Page 1 of 1
Windows Servers incorrectly reported as DOWN
Posted: Fri Jun 01, 2018 12:10 pm
by macarranza
We are monitoring windows servers with WMI.
Eventually, we get reports that the server is DOWN (the server is really UP).
The following are recurring issues:
1. We go to this server "HOST DETAILS" Down
UNKNOWN - Plugin Timed out (15 sec). There are multiple possible reasons for this, some of them include - The host 172.24.64.30 might just be really busy, it might not even be running Windows".
2. No data is displayed in the graph for server availability (the information for CPU, MEMORY, etc is available)
3. whe we force the check or do a ping, we do get a response
4. the server is not "really busy" at the time of the checks
5. sometimes restargint the WMI service fixes the issue.
Please help
Re: Windows Servers incorrectly reported as DOWN
Posted: Fri Jun 01, 2018 1:46 pm
by npolovenko
@macarranza, Have you tried increasing the timeout from 15 seconds to 40 seconds? Just add -t 40 at the end of your command.
Re: Windows Servers incorrectly reported as DOWN
Posted: Fri Jun 01, 2018 2:59 pm
by macarranza
No, we have not. I will do it. But its not a time out issue.there is information for CPU, Meme, Ping and c drive (see attachment). ITs jus reporting server as down for some reason. If I force the check, it reports success...but the server still shows as down.
Re: Windows Servers incorrectly reported as DOWN
Posted: Fri Jun 01, 2018 3:19 pm
by macarranza
BTW, to which command should i add the t-40?
Re: Windows Servers incorrectly reported as DOWN
Posted: Fri Jun 01, 2018 3:36 pm
by npolovenko
@macarranza, There are different protocols involved when you run the WMI checks and when you run a ping check. Ping discovery can be turned off but the WMI checks will still work. Or you may have some other discovery issues on the network.
Please go to the core configurations manager and click on Hosts, then open the WMI host settings and take a screenshot of that page for me. The config menu usually looks like this:
Untitled.png
Re: Windows Servers incorrectly reported as DOWN
Posted: Fri Jun 01, 2018 5:58 pm
by macarranza
Thanks. here is the screenshot.
I see WMI is using drive C to check if host is alive? is this correct?
Is it better to do it with ping?
all our windows servers were setup the same way, can they all be change at the same time.
Thanks
Re: Windows Servers incorrectly reported as DOWN
Posted: Mon Jun 04, 2018 9:43 am
by lmiltchev
Usually, you would use check_icmp (check_ping) for the host check.

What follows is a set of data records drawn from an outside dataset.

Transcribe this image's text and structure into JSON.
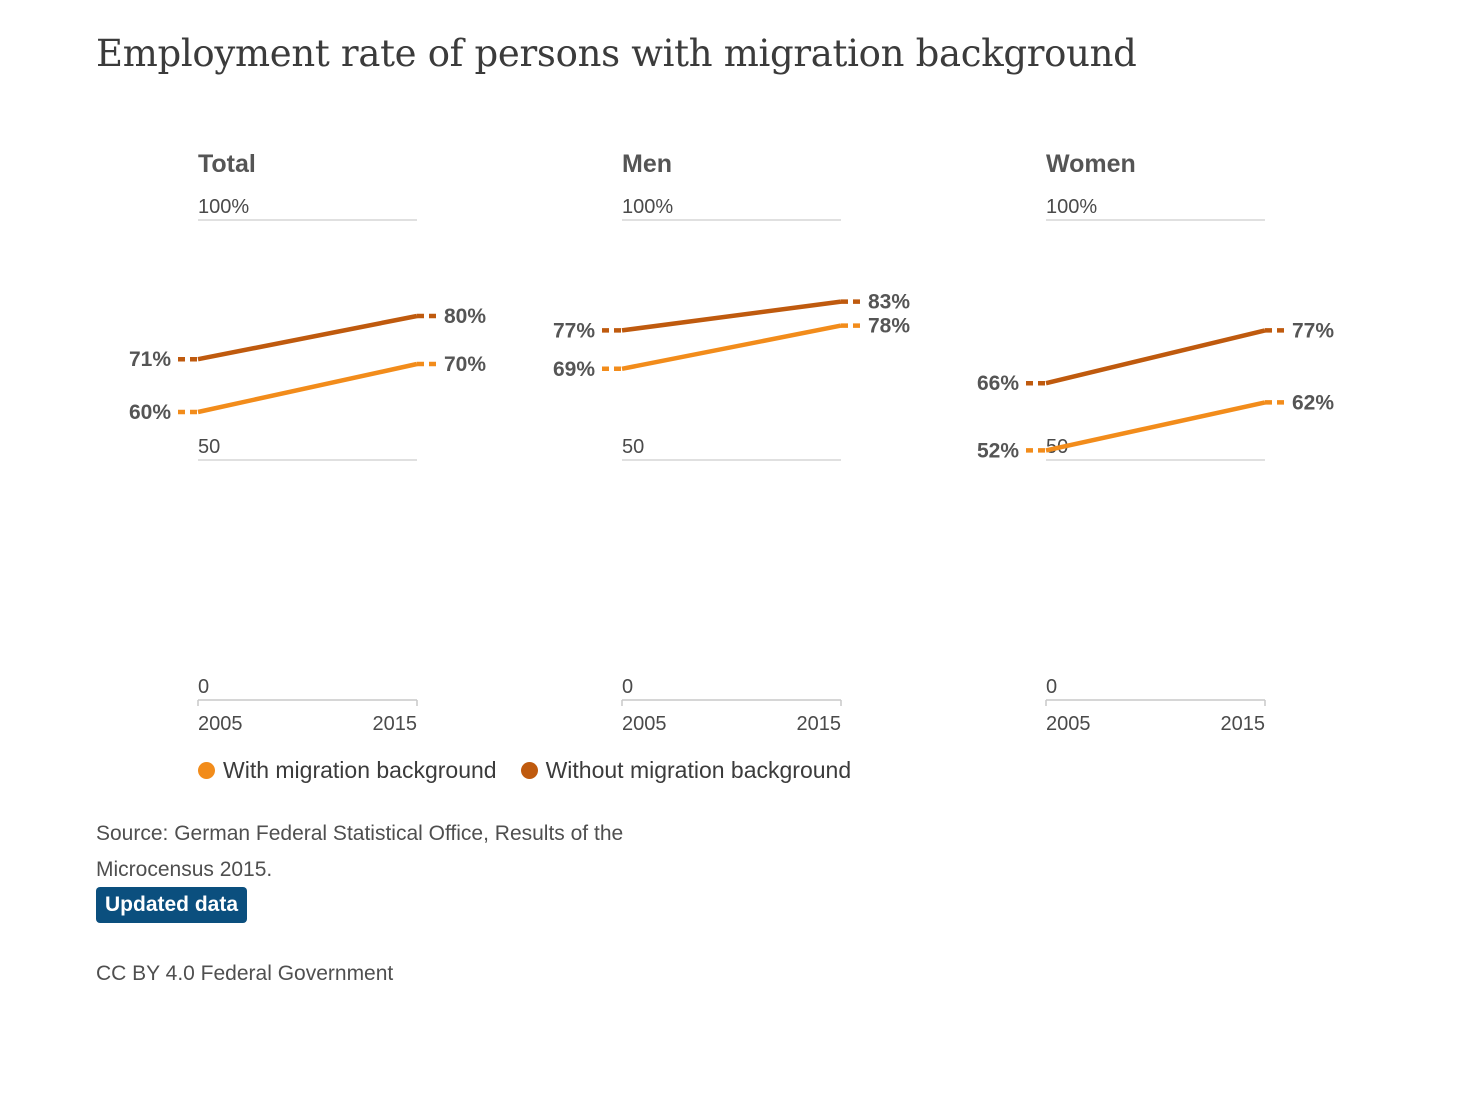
{
  "title": "Employment rate of persons with migration background",
  "colors": {
    "with": "#f28c1b",
    "without": "#bf5a0e",
    "grid": "#d6d6d6",
    "text": "#4a4a4a",
    "badge": "#0b4f7e"
  },
  "legend": {
    "with_label": "With migration background",
    "without_label": "Without migration background"
  },
  "source": "Source: German Federal Statistical Office, Results of the Microcensus 2015.",
  "badge_label": "Updated data",
  "license": "CC BY 4.0 Federal Government",
  "chart_data": [
    {
      "type": "line",
      "title": "Total",
      "x": [
        "2005",
        "2015"
      ],
      "y_ticks": [
        "0",
        "50",
        "100%"
      ],
      "ylim": [
        0,
        100
      ],
      "series": [
        {
          "name": "Without migration background",
          "values": [
            71,
            80
          ],
          "labels": [
            "71%",
            "80%"
          ]
        },
        {
          "name": "With migration background",
          "values": [
            60,
            70
          ],
          "labels": [
            "60%",
            "70%"
          ]
        }
      ]
    },
    {
      "type": "line",
      "title": "Men",
      "x": [
        "2005",
        "2015"
      ],
      "y_ticks": [
        "0",
        "50",
        "100%"
      ],
      "ylim": [
        0,
        100
      ],
      "series": [
        {
          "name": "Without migration background",
          "values": [
            77,
            83
          ],
          "labels": [
            "77%",
            "83%"
          ]
        },
        {
          "name": "With migration background",
          "values": [
            69,
            78
          ],
          "labels": [
            "69%",
            "78%"
          ]
        }
      ]
    },
    {
      "type": "line",
      "title": "Women",
      "x": [
        "2005",
        "2015"
      ],
      "y_ticks": [
        "0",
        "50",
        "100%"
      ],
      "ylim": [
        0,
        100
      ],
      "series": [
        {
          "name": "Without migration background",
          "values": [
            66,
            77
          ],
          "labels": [
            "66%",
            "77%"
          ]
        },
        {
          "name": "With migration background",
          "values": [
            52,
            62
          ],
          "labels": [
            "52%",
            "62%"
          ]
        }
      ]
    }
  ]
}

Here's an example of a "default" template that is used for a Windows WMI host, added by the "Windows WMI" wizard:
example01.PNG
You could either add the "xiwizard_windowswmi_host" template to the host, or define the check command directly on a host level under the CCM.
Re: Windows Servers incorrectly reported as DOWN
Posted: Thu Jun 07, 2018 11:06 am
by macarranza
Thanks.
That helped.
We changed all windows servers to "no command (blank)" for the "check command" option. Apparently this makes the check for host-is-alive to use ping and not CPU in all servers.
Thanks
MC
Re: Windows Servers incorrectly reported as DOWN
Posted: Thu Jun 07, 2018 11:40 am
by lmiltchev
I am glad I was able to help! I will be closing this topic now. If you have any more questions/issues, please start a new thread.